20. A method of treating or preventing perineal, peri-anal or peristomal inflammation caused by proteolytic activity of feces in a subject, comprising:

administering, topically, an inhibitor of proteolytic activity derived from a potato to the perineal, peri-anal or peristomal area of the subject, in unit dosage form containing about 0.1 to about 50 g of said inhibitor of proteolytic activity per day.

21. The method according to claim 20, wherein the inhibitor of proteolytic activity is administered as an ointment, cream, gel, spray, rinsing fluid or powder.

22. The method according to claim 20, wherein a wipe is used to topically administer the inhibitor of proteolytic activity to said subject

23. A diagnostic method for studying the effect of an inhibitor of proteolytic activity on inflammatory action of feces, the diagnostic method comprising:

sterilizing feces;

adding at least one proteolytic enzyme to said sterilized feces,

placing a sample of said feces with proteolytic activity on the skin of a healthy subject; and

monitoring the healthy subject skin for inflammatory action.

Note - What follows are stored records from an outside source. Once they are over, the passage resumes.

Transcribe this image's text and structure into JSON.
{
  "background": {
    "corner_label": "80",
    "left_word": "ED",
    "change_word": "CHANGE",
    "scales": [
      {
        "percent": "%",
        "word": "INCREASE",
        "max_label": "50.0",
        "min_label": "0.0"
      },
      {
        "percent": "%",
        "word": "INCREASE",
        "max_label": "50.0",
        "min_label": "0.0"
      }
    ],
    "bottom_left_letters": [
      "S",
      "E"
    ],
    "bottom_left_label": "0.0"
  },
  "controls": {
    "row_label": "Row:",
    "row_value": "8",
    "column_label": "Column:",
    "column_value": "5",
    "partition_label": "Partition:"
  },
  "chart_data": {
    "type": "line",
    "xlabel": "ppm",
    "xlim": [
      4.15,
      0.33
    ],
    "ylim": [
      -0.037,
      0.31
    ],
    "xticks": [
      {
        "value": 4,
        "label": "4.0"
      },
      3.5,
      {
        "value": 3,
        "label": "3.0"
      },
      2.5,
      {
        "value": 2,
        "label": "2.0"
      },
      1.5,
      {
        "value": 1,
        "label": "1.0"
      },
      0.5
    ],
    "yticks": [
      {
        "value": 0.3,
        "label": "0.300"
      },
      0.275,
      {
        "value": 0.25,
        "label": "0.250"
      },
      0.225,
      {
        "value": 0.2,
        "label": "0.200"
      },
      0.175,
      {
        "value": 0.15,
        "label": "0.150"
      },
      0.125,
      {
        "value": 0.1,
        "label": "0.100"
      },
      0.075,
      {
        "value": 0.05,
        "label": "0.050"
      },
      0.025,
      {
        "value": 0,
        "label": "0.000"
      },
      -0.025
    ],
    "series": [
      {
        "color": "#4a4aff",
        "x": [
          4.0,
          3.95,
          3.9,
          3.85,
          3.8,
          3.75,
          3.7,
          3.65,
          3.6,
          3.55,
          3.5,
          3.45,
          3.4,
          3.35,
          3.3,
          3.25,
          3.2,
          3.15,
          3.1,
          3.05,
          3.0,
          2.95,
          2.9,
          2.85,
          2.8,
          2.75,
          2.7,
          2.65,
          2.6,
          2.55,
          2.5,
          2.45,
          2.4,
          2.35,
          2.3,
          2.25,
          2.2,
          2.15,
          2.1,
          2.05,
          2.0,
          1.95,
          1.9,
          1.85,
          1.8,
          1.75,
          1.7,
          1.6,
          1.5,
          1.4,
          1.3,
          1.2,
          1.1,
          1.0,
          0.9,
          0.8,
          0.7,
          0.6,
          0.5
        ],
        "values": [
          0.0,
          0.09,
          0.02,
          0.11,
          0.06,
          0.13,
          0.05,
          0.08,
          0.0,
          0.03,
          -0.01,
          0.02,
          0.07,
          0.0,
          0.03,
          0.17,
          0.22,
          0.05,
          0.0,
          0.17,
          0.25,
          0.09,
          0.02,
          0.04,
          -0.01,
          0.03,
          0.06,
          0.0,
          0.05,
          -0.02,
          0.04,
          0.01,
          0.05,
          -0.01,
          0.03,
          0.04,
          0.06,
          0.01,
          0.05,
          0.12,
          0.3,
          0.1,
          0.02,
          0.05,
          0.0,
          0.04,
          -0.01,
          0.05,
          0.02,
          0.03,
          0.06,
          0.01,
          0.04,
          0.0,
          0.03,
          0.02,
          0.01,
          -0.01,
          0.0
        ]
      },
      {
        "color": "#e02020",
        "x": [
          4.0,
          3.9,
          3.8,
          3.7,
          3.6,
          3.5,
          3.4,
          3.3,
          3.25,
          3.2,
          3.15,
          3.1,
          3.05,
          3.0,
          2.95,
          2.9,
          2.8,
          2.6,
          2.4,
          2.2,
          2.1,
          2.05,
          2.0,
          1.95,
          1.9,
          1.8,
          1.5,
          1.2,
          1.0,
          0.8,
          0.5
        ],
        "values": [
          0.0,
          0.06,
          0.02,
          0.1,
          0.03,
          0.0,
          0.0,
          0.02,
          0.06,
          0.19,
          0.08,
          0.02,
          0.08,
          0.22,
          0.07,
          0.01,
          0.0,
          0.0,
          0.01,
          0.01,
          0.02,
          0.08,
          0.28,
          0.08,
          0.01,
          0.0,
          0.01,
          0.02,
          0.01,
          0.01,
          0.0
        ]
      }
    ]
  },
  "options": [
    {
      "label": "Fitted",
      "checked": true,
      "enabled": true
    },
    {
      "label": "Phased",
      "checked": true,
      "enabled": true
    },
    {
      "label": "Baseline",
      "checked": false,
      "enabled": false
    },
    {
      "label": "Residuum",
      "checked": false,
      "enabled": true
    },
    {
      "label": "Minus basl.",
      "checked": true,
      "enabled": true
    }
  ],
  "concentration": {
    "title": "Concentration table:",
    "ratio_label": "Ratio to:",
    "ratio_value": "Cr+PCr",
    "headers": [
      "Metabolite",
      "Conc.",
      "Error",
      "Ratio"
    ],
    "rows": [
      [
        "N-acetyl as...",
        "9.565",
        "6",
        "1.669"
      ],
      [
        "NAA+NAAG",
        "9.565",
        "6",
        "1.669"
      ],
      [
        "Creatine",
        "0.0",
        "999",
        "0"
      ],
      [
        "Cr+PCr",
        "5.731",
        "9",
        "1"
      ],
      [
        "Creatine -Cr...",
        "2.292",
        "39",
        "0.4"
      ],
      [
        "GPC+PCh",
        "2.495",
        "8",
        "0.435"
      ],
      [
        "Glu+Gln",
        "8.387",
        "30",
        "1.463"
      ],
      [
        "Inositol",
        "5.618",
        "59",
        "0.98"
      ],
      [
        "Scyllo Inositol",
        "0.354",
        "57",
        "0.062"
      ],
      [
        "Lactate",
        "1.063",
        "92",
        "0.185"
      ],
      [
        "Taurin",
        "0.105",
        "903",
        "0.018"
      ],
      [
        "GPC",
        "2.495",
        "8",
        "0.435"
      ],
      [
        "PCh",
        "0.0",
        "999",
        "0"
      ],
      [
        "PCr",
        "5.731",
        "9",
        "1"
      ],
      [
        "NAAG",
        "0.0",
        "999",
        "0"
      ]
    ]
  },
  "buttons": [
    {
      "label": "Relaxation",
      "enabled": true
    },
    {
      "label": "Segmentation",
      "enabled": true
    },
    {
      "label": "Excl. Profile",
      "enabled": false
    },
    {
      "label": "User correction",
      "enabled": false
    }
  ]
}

24. The diagnostic method according to claim 23 wherein said feces is taken from an infant or a patient.

25. A cloth of woven material to which is chemically associated an inhibitor of proteolytic activity.

26. A method to derive protease inhibitors from plants or plant-parts, comprising:

a) grinding the plant or plant parts to a pulp;

b) separating the solids from the pulp to provide a juice of the plant or plant-part;

c) coagulating bulk proteins in said juice, preferably by acidifying and heating of the juice;

d) separating the coagulated proteins from the juice;

e) adjusting the pH to a value of the juice of about 4.0; and

f) isolating the protease inhibitors from the juice by precipitating the protease inhibitors with sodium polyphosphate.